Omar Sissoko

Personal information
- Date of birth: 18 August 2006 (age 20)
- Place of birth: Poissy, France
- Height: 1.75 m (5 ft 9 in)
- Position: Forward

Team information
- Current team: Paris FC
- Number: 18

Youth career
- 2014–2022: Créteil
- 2022–2023: Paris FC

Senior career*
- Years: Team / Apps / (Gls)
- 2023: Paris FC B / 5 / (0)
- 2023–: Paris FC / 13 / (1)
- 2025–2026: → Pau (loan) / 19 / (4)

International career
- 2024: France U19 / 3 / (2)

= Omar Sissoko =

French footballer (born 2006)

Omar Sissoko (born 18 August 2006) is a French professional footballer who plays as a forward for club Paris FC.

==Club career==
A youth product of Créteil, on 14 June 2022 Sissoko signed with the academy of Paris FC. On 6 June 2023, he signed a trainee contract with Paris FC until 2026. He made his senior and professional debut with Paris FC in a 2–0 Ligue 2 loss to Pau FC on 19 August 2023. On 24 August 2024, he signed a professional contract until 2027.
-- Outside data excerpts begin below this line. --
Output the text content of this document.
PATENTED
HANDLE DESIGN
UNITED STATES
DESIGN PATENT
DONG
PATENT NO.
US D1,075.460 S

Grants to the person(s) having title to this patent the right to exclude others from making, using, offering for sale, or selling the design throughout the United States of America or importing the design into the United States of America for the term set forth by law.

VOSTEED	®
On 19 August 2025, Sissoko was loaned to Pau in Ligue 2. He made his Pau FC debut on 25 August 2025 against Stade de Reims, scoring a goal.
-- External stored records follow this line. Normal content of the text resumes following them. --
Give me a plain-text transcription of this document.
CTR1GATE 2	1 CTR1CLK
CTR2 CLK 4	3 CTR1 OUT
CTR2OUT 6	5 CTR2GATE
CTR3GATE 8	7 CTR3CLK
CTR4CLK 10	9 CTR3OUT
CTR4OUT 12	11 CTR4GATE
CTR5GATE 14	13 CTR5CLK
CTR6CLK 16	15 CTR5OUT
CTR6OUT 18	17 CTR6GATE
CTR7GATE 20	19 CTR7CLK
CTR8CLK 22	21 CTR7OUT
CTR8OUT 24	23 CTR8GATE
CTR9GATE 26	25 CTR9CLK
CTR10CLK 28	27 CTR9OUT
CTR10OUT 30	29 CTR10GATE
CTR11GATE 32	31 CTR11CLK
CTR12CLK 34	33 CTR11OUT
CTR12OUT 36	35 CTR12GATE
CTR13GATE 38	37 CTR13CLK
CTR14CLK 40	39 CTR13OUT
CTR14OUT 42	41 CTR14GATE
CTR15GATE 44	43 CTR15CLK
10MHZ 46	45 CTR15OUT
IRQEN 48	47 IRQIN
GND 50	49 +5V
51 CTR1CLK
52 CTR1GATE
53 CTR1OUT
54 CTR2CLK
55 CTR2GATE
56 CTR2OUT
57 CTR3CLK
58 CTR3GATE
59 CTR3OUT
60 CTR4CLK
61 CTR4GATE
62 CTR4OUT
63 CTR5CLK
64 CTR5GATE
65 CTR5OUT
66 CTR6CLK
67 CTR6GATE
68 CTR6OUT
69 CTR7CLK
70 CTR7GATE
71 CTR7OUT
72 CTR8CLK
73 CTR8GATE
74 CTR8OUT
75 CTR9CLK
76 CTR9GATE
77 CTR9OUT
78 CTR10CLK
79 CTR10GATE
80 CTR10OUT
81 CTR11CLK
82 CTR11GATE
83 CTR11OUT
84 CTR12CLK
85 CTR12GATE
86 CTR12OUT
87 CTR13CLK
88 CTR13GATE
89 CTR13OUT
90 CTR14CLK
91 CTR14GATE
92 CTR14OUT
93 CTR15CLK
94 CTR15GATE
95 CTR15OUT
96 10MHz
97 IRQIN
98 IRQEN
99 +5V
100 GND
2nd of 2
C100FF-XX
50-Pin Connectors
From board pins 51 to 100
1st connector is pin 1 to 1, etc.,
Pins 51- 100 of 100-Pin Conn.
Sissoko became, at 19 years and 7 days, the youngest goalscorer in the club's history in Ligue 2.

==International career==
Born in France, Sissoko is of Malian descent. He is a youth international for France, having played for the France U19s for a set of friendlies in September 2024.

==Personal life==
Sissoko appeared in the French film Quatre Zéros, released in 2024 and directed by Fabien Onteniente. He was recommended to the role by the former professional footballer and part-owner of Paris FC Raí, who noticed his performance in the 2023 Tournoi Européen U21 de Ploufragan, where he was named the best player.